April 23rd, 2011 @ 7:06 pm
Yes to it all. You deserve to be first. You deserve to be loved. We’re here to listen. You’ll get through this.
April 23rd, 2011 @ 7:09 pm
Yes, yes, and yes! You deserve so many great things!!
April 23rd, 2011 @ 8:15 pm
The person you deserve is out there waiting for you! He may not know it, but he’s there.
April 23rd, 2011 @ 9:23 pm
You deserve the world. And this IS new beginnings. For you it will bring great new things.
April 24th, 2011 @ 12:11 am
I believe in you, your words, and your worth.
April 24th, 2011 @ 12:12 am
Oh my, you are a unique, brave, and persevering soul. Look past the here and now, to the brighter place you will be in, once you move past these difficult moments. Although your son is the center of your world, please take the time to recognize how amazing and special YOU are, and how important you are in the world.
April 24th, 2011 @ 12:22 am
For starters, you do deserve more than this. You will find more than this. And one day you will look back and realize that this made you stronger, better, more capable than ever of loving. Secondly, don’t for a minute stop writing. You are so talented and real with words…
April 24th, 2011 @ 12:22 am
You are worth every ounce of confidence I feel dripping from your words here. You are brave, strong and beautiful. You’re in my thoughts and prayers, love.
April 24th, 2011 @ 2:28 am
Amen, sister!
April 24th, 2011 @ 2:57 am
Of course you deserve more than this and will find it. You and J are in my prayers every night. I can’t imagine how difficult it is right now, but it will get better. It will.
April 24th, 2011 @ 5:42 am
I know you don’t know me. But, yet, I’ve been reading this whole time, and my heart has been aching for what you’re going through.
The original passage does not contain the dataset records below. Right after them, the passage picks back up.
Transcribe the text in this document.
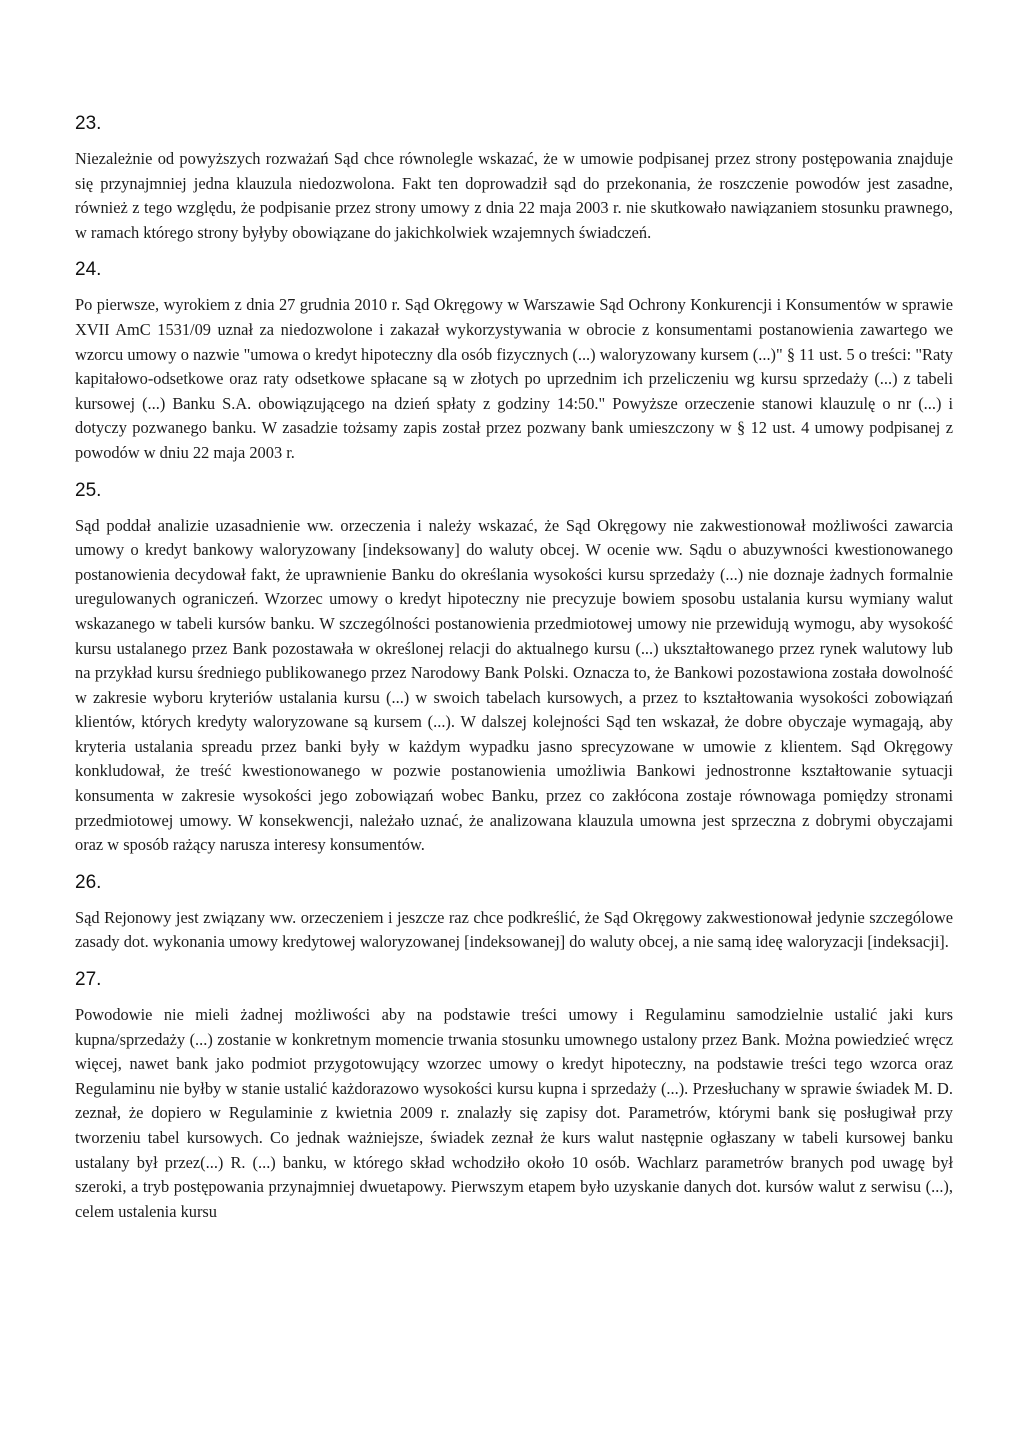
23.

Niezależnie od powyższych rozważań Sąd chce równolegle wskazać, że w umowie podpisanej przez strony postępowania znajduje się przynajmniej jedna klauzula niedozwolona. Fakt ten doprowadził sąd do przekonania, że roszczenie powodów jest zasadne, również z tego względu, że podpisanie przez strony umowy z dnia 22 maja 2003 r. nie skutkowało nawiązaniem stosunku prawnego, w ramach którego strony byłyby obowiązane do jakichkolwiek wzajemnych świadczeń.

24.

Po pierwsze, wyrokiem z dnia 27 grudnia 2010 r. Sąd Okręgowy w Warszawie Sąd Ochrony Konkurencji i Konsumentów w sprawie XVII AmC 1531/09 uznał za niedozwolone i zakazał wykorzystywania w obrocie z konsumentami postanowienia zawartego we wzorcu umowy o nazwie "umowa o kredyt hipoteczny dla osób fizycznych (...) waloryzowany kursem (...)" § 11 ust. 5 o treści: "Raty kapitałowo-odsetkowe oraz raty odsetkowe spłacane są w złotych po uprzednim ich przeliczeniu wg kursu sprzedaży (...) z tabeli kursowej (...) Banku S.A. obowiązującego na dzień spłaty z godziny 14:50." Powyższe orzeczenie stanowi klauzulę o nr (...) i dotyczy pozwanego banku. W zasadzie tożsamy zapis został przez pozwany bank umieszczony w § 12 ust. 4 umowy podpisanej z powodów w dniu 22 maja 2003 r.

25.

Sąd poddał analizie uzasadnienie ww. orzeczenia i należy wskazać, że Sąd Okręgowy nie zakwestionował możliwości zawarcia umowy o kredyt bankowy waloryzowany [indeksowany] do waluty obcej. W ocenie ww. Sądu o abuzywności kwestionowanego postanowienia decydował fakt, że uprawnienie Banku do określania wysokości kursu sprzedaży (...) nie doznaje żadnych formalnie uregulowanych ograniczeń. Wzorzec umowy o kredyt hipoteczny nie precyzuje bowiem sposobu ustalania kursu wymiany walut wskazanego w tabeli kursów banku. W szczególności postanowienia przedmiotowej umowy nie przewidują wymogu, aby wysokość kursu ustalanego przez Bank pozostawała w określonej relacji do aktualnego kursu (...) ukształtowanego przez rynek walutowy lub na przykład kursu średniego publikowanego przez Narodowy Bank Polski. Oznacza to, że Bankowi pozostawiona została dowolność w zakresie wyboru kryteriów ustalania kursu (...) w swoich tabelach kursowych, a przez to kształtowania wysokości zobowiązań klientów, których kredyty waloryzowane są kursem (...). W dalszej kolejności Sąd ten wskazał, że dobre obyczaje wymagają, aby kryteria ustalania spreadu przez banki były w każdym wypadku jasno sprecyzowane w umowie z klientem. Sąd Okręgowy konkludował, że treść kwestionowanego w pozwie postanowienia umożliwia Bankowi jednostronne kształtowanie sytuacji konsumenta w zakresie wysokości jego zobowiązań wobec Banku, przez co zakłócona zostaje równowaga pomiędzy stronami przedmiotowej umowy. W konsekwencji, należało uznać, że analizowana klauzula umowna jest sprzeczna z dobrymi obyczajami oraz w sposób rażący narusza interesy konsumentów.

26.

Sąd Rejonowy jest związany ww. orzeczeniem i jeszcze raz chce podkreślić, że Sąd Okręgowy zakwestionował jedynie szczególowe zasady dot. wykonania umowy kredytowej waloryzowanej [indeksowanej] do waluty obcej, a nie samą ideę waloryzacji [indeksacji].

27.

Powodowie nie mieli żadnej możliwości aby na podstawie treści umowy i Regulaminu samodzielnie ustalić jaki kurs kupna/sprzedaży (...) zostanie w konkretnym momencie trwania stosunku umownego ustalony przez Bank. Można powiedzieć wręcz więcej, nawet bank jako podmiot przygotowujący wzorzec umowy o kredyt hipoteczny, na podstawie treści tego wzorca oraz Regulaminu nie byłby w stanie ustalić każdorazowo wysokości kursu kupna i sprzedaży (...). Przesłuchany w sprawie świadek M. D. zeznał, że dopiero w Regulaminie z kwietnia 2009 r. znalazły się zapisy dot. Parametrów, którymi bank się posługiwał przy tworzeniu tabel kursowych. Co jednak ważniejsze, świadek zeznał że kurs walut następnie ogłaszany w tabeli kursowej banku ustalany był przez(...) R. (...) banku, w którego skład wchodziło około 10 osób. Wachlarz parametrów branych pod uwagę był szeroki, a tryb postępowania przynajmniej dwuetapowy. Pierwszym etapem było uzyskanie danych dot. kursów walut z serwisu (...), celem ustalenia kursu
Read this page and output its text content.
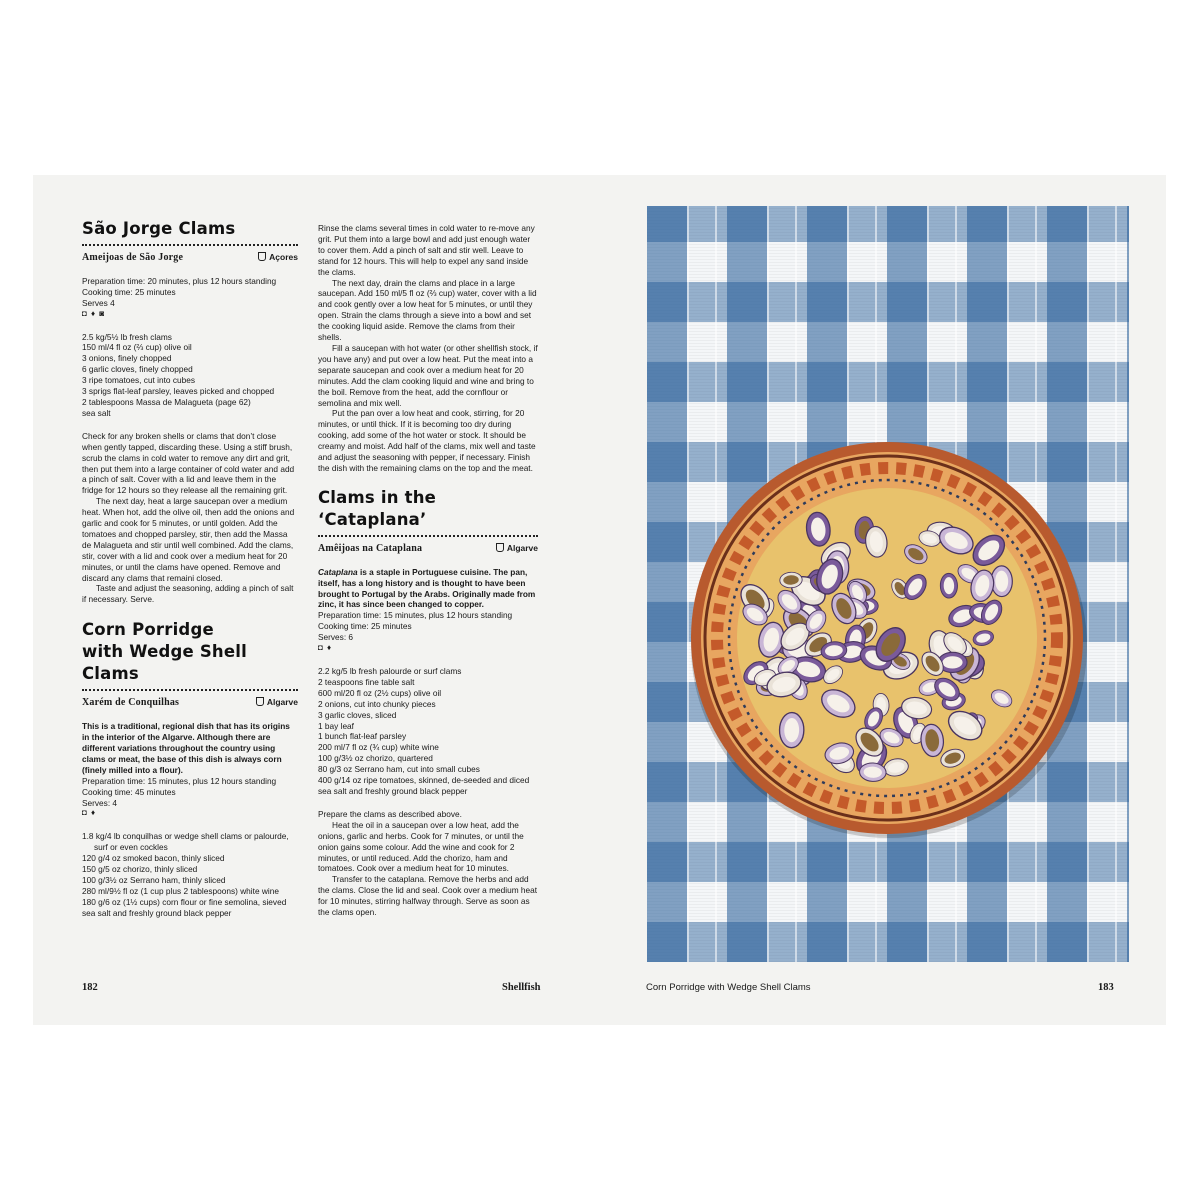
São Jorge Clams
Ameijoas de São Jorge	Açores

Preparation time: 20 minutes, plus 12 hours standing

Cooking time: 25 minutes

Serves 4

◘ ♦ ◙

2.5 kg/5½ lb fresh clams

150 ml/4 fl oz (⅔ cup) olive oil

3 onions, finely chopped

6 garlic cloves, finely chopped

3 ripe tomatoes, cut into cubes

3 sprigs flat-leaf parsley, leaves picked and chopped

2 tablespoons Massa de Malagueta (page 62)

sea salt

Check for any broken shells or clams that don’t close when gently tapped, discarding these. Using a stiff brush, scrub the clams in cold water to remove any dirt and grit, then put them into a large container of cold water and add a pinch of salt. Cover with a lid and leave them in the fridge for 12 hours so they release all the remaining grit.

The next day, heat a large saucepan over a medium heat. When hot, add the olive oil, then add the onions and garlic and cook for 5 minutes, or until golden. Add the tomatoes and chopped parsley, stir, then add the Massa de Malagueta and stir until well combined. Add the clams, stir, cover with a lid and cook over a medium heat for 20 minutes, or until the clams have opened. Remove and discard any clams that remaini closed.

Taste and adjust the seasoning, adding a pinch of salt if necessary. Serve.

Corn Porridge
with Wedge Shell Clams
Xarém de Conquilhas	Algarve

This is a traditional, regional dish that has its origins in the interior of the Algarve. Although there are different variations throughout the country using clams or meat, the base of this dish is always corn (finely milled into a flour).

Preparation time: 15 minutes, plus 12 hours standing

Cooking time: 45 minutes

Serves: 4

◘ ♦

1.8 kg/4 lb conquilhas or wedge shell clams or palourde,

surf or even cockles

120 g/4 oz smoked bacon, thinly sliced

150 g/5 oz chorizo, thinly sliced

100 g/3½ oz Serrano ham, thinly sliced

280 ml/9½ fl oz (1 cup plus 2 tablespoons) white wine

180 g/6 oz (1½ cups) corn flour or fine semolina, sieved

sea salt and freshly ground black pepper

Rinse the clams several times in cold water to re-move any grit. Put them into a large bowl and add just enough water to cover them. Add a pinch of salt and stir well. Leave to stand for 12 hours. This will help to expel any sand inside the clams.

The next day, drain the clams and place in a large saucepan. Add 150 ml/5 fl oz (⅔ cup) water, cover with a lid and cook gently over a low heat for 5 minutes, or until they open. Strain the clams through a sieve into a bowl and set the cooking liquid aside. Remove the clams from their shells.

Fill a saucepan with hot water (or other shellfish stock, if you have any) and put over a low heat. Put the meat into a separate saucepan and cook over a medium heat for 20 minutes. Add the clam cooking liquid and wine and bring to the boil. Remove from the heat, add the cornflour or semolina and mix well.

Put the pan over a low heat and cook, stirring, for 20 minutes, or until thick. If it is becoming too dry during cooking, add some of the hot water or stock. It should be creamy and moist. Add half of the clams, mix well and taste and adjust the seasoning with pepper, if necessary. Finish the dish with the remaining clams on the top and the meat.

Clams in the ‘Cataplana’
Amêijoas na Cataplana	Algarve

Cataplana is a staple in Portuguese cuisine. The pan, itself, has a long history and is thought to have been brought to Portugal by the Arabs. Originally made from zinc, it has since been changed to copper.

Preparation time: 15 minutes, plus 12 hours standing

Cooking time: 25 minutes

Serves: 6

◘ ♦

2.2 kg/5 lb fresh palourde or surf clams

2 teaspoons fine table salt

600 ml/20 fl oz (2½ cups) olive oil

2 onions, cut into chunky pieces

3 garlic cloves, sliced

1 bay leaf

1 bunch flat-leaf parsley

200 ml/7 fl oz (¾ cup) white wine

100 g/3½ oz chorizo, quartered

80 g/3 oz Serrano ham, cut into small cubes

400 g/14 oz ripe tomatoes, skinned, de-seeded and diced

sea salt and freshly ground black pepper

Prepare the clams as described above.

Heat the oil in a saucepan over a low heat, add the onions, garlic and herbs. Cook for 7 minutes, or until the onion gains some colour. Add the wine and cook for 2 minutes, or until reduced. Add the chorizo, ham and tomatoes. Cook over a medium heat for 10 minutes.

Transfer to the cataplana. Remove the herbs and add the clams. Close the lid and seal. Cook over a medium heat for 10 minutes, stirring halfway through. Serve as soon as the clams open.

182	Shellfish	Corn Porridge with Wedge Shell Clams	183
All I can say is… you DO deserve better.
April 24th, 2011 @ 5:48 am
YOU GO, GIRL!!!!!
Everything that goes around, comes around… now it’s your turn for happiness and joy. I know it might seem far away, but keep up your strong spirit. You deserve only the best!!!! And you will get there, I know it.
April 24th, 2011 @ 7:16 pm
You are amazing and a model for moms. Kids come first and even though it’s hard and you do want to scream, you put him first. I am in awe.
April 25th, 2011 @ 1:32 am
You do deserve more than this. And like so many others have said, one day, you will find someone who treats you like gold. Until then, keep reminding yourself how wonderful and awesome you are.
You are amazing, Law Momma.
April 25th, 2011 @ 1:08 pm
I totally get this.
April 25th, 2011 @ 10:10 pm
This is the first post I’ve ever read on your site, and I’m stunned.
And very much hoping to get a chance to read more.
April 29th, 2011 @ 2:52 am
I understand.
You are so much braver than some of us who feel the exact same way.